Дин несколько секунд мялся среди комнаты, пока не решился сесть на краешек моей кровати. Наклонившись, он поставил локти на колени, сцепил пальцы и уставился в пол.
– Ладно, – сказала я через минуту молчания. – Давай начнём в другого вопроса. С кем ещё ты подрался?
– Почему «ещё»? – он бросил на меня взгляд исподлобья. – Может это твой оставил?
– Ну конечно, я прекрасно всё видела. Он тебя едва коснулся.
Дин цокнул и мелко покивал, глядя в пространство и явно вспоминая неприятный эпизод.
Оле тихонько кашлянула, словно боялась помешать нашему разговору. И тут я сообразила, что беседа эта явно шла вразрез с предыдущими показаниями... Поймав мой взгляд, соседка усмехнулась:
– Кажется, тебе придётся кое-что объяснить.
Дин поднял на неё глаза.
– Мы точно не можем поговорить наедине?
Оле твёрдо помотала головой:
– Я плохо себя чувствую, и меня в любой момент может вырвать. Если не повезёт, то прямо на тебя.
– Вернёмся к нашим оленям, – быстро перебила я её. Только ссор мне тут не хватало. – Что за фингал?
– Ничего, – буркнул Дин. – Это я сам попросил мне врезать. Чтобы отпустило. Ну... ты знаешь.
– Это у тебя нынче методы такие?
Улыбка невольно сама появилась на моём лице. Вот сидит он тут... такой хмурый, серьёзный и честный. Как в старые добрые времена, когда он ссорился с дядюшкой, который не пускал его в соседнюю деревню с ночёвкой. Впрочем, меня бабуля тоже не отпускала, поэтому мы просто сбегали вдвоём...
– Крайнее средство. Давно уже не пользовался.
– Дин. – Я придвинула стул к нему ближе и попыталась заглянуть в глаза. – Объясни мне, что происходит? Зачем ты на него накинулся?
– Кая, – он поднял тяжёлый и полный страдания взгляд, так что в груди моей появилась дрожь. – Ты все эти дни меня избегаешь, даже не выслушаешь толком.
– Теперь слушаю, – кивнула я.
Он покачал головой и замолчал, уставившись в пол.
– Ещё раз, – тихо повторила я. – Зачем ты это сделал?
– Это не я... – прошептал он, отворачиваясь в сторону и закусывая кончик большого пальца.
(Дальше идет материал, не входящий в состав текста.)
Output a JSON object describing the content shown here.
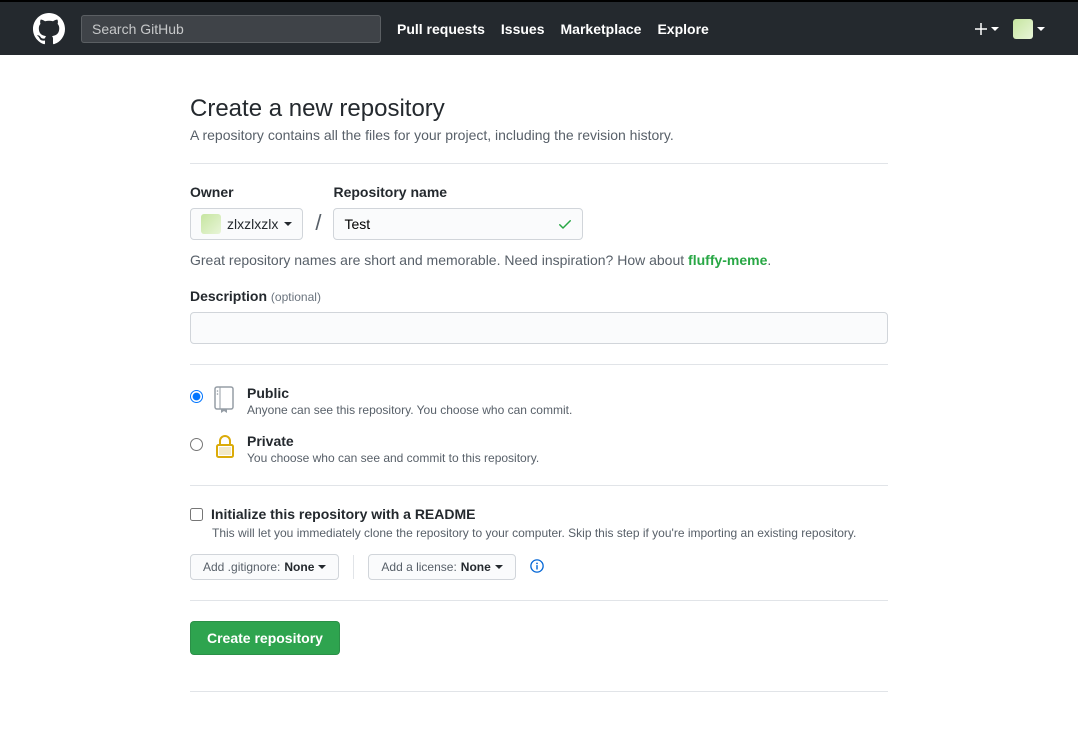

– Приступ. Знаю. Что его спровоцировало?
– Слушай, – сказал он после небольшой паузы. – Давай начнём всё сначала? Так глупо всё получилось, а я... а я ведь всё ещё люблю тебя.
Я со вздохом откинулась на спинку стула и внимательно осмотрела ногти на правой руке. Почему-то они вдруг показались очень важными: вдруг где-то появились неровности? Или заусенец торчит?..
– Любить и быть вместе – не одно и то же.
– Мы же столько были вместе, неужели для тебя это ничего не значит? Да что там, мы всю жизнь вместе были!
– Не перегибай, – покачала я головой. – Дин, брось. Какая это любовь? Мы друг о друге не слышали даже три года. Всё, что между нами было, осталось в прошлом.
– Я тоже так думал, – он напряжённо смотрел на меня. – Но теперь, когда ты рядом, понимаю: нет... Прошлое не может просто так остаться в прошлом. Оно навсегда с нами, и вечно будет связывать нас. И любовь... она ведь никуда не делась. И не денется.
– Любите вы обещать любовь до гроба, – вздохнула я. – И сколько из этих обещаний сбывается?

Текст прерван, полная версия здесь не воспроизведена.